Sotheby's. Important Chinese Art, Hong Kong, 9 October 2023
An extremely rare blue and white 'fish' dish, Mark and period of Chenghua
Lot 3604. An extremely rare blue and white 'fish' dish, Mark and period of Chenghua (1465-1487); 15.1 cm. Lot Sold 6,350,000 HKD (Estimate 5,000,000 - 7,000,000 HKD). © Sotheby's 2023
Provenance: Sotheby's Hong Kong, 1st May 2001, lot 514.
Note: The present piece is an extremely rare example of early Chenghua imperial blue-and-white porcelain, featuring the transition from the style inherited from the Xuande period (r. 1425-35) to the more refined and delicate aesthetic commonly known as the matured Chenghua style. Like many other Changhua imperial porcelain of the early period, the design of this dish was inspired by Xuande prototypes; see, for example, a Xuande dish of larger size with a similar fish design and a wave border around the rim in the Taipei Palace Museum, illustrated in Mingdai Xuande guanyao jinghua tezhan tulu [Special Exhibition of Selected Hsuan-te Imperial Porcelains of the Ming Dynasty], Taipei, 1998, cat.no. 180.
In contrast to the pieces identified as mature Chenghua style, which has brighter and clearer blue, this piece shows a noticeable dark area and a slight heaping and piling effect. This is a result of using high iron cobalt imported from the Middle East, commonly used during the Yongle and Xuande period in the early 15th century, while sparingly used during the Chenghua era (r. 1464-87). A typical example of this style is found on a blue-and-white meiping vase with a Xuande mark but of the Chenghua period, from the Sir Percival David Collection in the British Museum, illustrated in Rosemary Scott and Stacey Pierson, Flawless Porcelains: Imperial Ceramics from the Reign of the Chenghua Emperor, London, 1995, pl. 15.

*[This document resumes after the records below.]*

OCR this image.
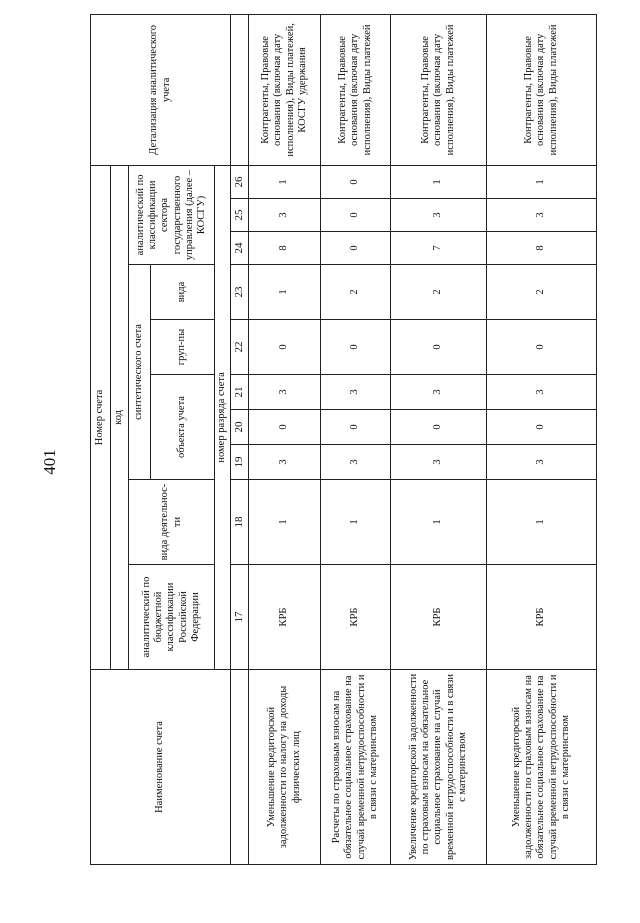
401
Наименование счета	Номер счета										Детализация аналитического учета
	код										
	аналитический по бюджетной классификации Российской Федерации	вида деятельнос-ти	синтетического счета					аналитический по классификации сектора государственного управления (далее – КОСГУ)			
			объекта учета			груп-пы	вида				
	номер разряда счета										
	17	18	19	20	21	22	23	24	25	26	
Уменьшение кредиторской задолженности по налогу на доходы физических лиц	КРБ	1	3	0	3	0	1	8	3	1	Контрагенты, Правовые основания (включая дату исполнения), Виды платежей, КОСГУ удержания
Расчеты по страховым взносам на обязательное социальное страхование на случай временной нетрудоспособности и в связи с материнством	КРБ	1	3	0	3	0	2	0	0	0	Контрагенты, Правовые основания (включая дату исполнения), Виды платежей
Увеличение кредиторской задолженности по страховым взносам на обязательное социальное страхование на случай временной нетрудоспособности и в связи с материнством	КРБ	1	3	0	3	0	2	7	3	1	Контрагенты, Правовые основания (включая дату исполнения), Виды платежей
Уменьшение кредиторской задолженности по страховым взносам на обязательное социальное страхование на случай временной нетрудоспособности и в связи с материнством	КРБ	1	3	0	3	0	2	8	3	1	Контрагенты, Правовые основания (включая дату исполнения), Виды платежей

Chenghua example of this design is extremely rare, that no other intact piece is known today. The only comparable example is a reconstructed piece from the sherds excavated in the Ming imperial kiln site in Jingdezhen, Jiangxi province, illustrated in Mingdai Chenghua yuyao ciqi. Shang / Imperial Porcelains from the Reign of Chenghua in the Ming Dynasty, I, Beijing, 2016. pl. 34. Two examples with similar ‘fish in a lotus pond’ decoration at the exterior, but on a turquoise ground and with a clear interior, one from the Ardebil Shrine Collection, is illustrated in The Emperor’s Broken China, Reconstructing Chenghua Porcelain, Hong Kong, 1995, fig. 3, p. 114; the other one from the Shanghai Museum, is illustrated in Lu Minghua, Mingdai guanyao ciqi [Ming dynasty imperial ceramics], Shanghai, 2007, pl. 3-66, p. 142.
Dish of this design was reproduced again in the following Jiajing period (r. 1521-67), see, for example, a closely related piece bears a Jiajing mark and of the period was sold in these rooms, 14th November 1989, lot 30.